Frozen and Melting | Teen Ink

Frozen and Melting

February 8, 2012
By beMeg BRONZE, Madison, Alabama
beMeg BRONZE, Madison, Alabama
2 articles 0 photos 0 comments

Favorite Quote:
She believed she could, so she did. (Unknown)


Her face is a torment of emotion; a whirlwind of feeling that whips across her numb features. Her forehead is a forest of wrinkles - stress and mourn hidden deep beneath the trees. Roots so strong they ripple from left to right. Her brows quiver under the weight of the trees to almost touch her icy blue eyes, the clear lake in the midst of fog. She is the ice princess with high, risen cheeks and a pointed chin with the all might "I am higher than you" effect. yet she's not. The ice princess is just ice. Her nose is a ripe strawberry without the seeds. Like tomatoes shining under the sun her cheeks release warmth into the chilled night.
The ice princess is only ice; freezing under the full moon but melting inside.
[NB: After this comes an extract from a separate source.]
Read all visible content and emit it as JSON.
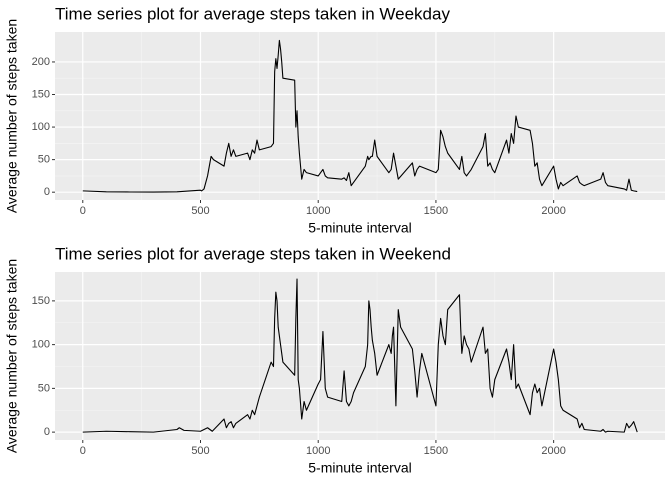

She steps forward and I notice her lack of shoes... her lack of gloves... her lack of anything substantial. Her dress is ripped from stretched out thorns deserting forlorn bushes. Another step and her silky blonde hair reflects the milky moon.
She believes me not here. She trusts me as her best friend to stay home and sleep. She thinks I will stay away and let her slip away into death - slip away into escape! The thick snow underfoot masks my identity. My cloak, the surrounding nature that hugs to my waist, holding me in the shadows.
The creek carries the slush along its back. A train to nowhere with no stopping place that just rushes by. She comes with no sign of travel; no ticket and no luggage. Yet as I look closer, she does have a ticket. She does have luggage. Her torrent of feelings and forest of lines: her ticket to drop off and never come back. Her luggage: her hope for a new beginning.
For the slightest of a moment i doubt what I want to do. Maybe she is not selfish for leaving. Maybe it is I to blame; forcing her to stay in a world in which she hates. She steps forward as if an imaginary line captures her in spot; waiting for her turn to board the train. Her eyes are fuddled like a cloudy river, gazing without really seeing the truth. Am I the same too?
She is third in line, second. With really no choice but my own I break from the comforting arms of the forest into the barren clearing. The snow crunches underfoot and echoes but does not reach her closed off ears. She does not listen. She does not see. She has blocked out the world. She has blocked out me.
Her breathing labors, and then lapses into rasps of haggard breath. Her frozen feet with fringes of blue slide through the snow instead of walking above. With little warning; she slips in.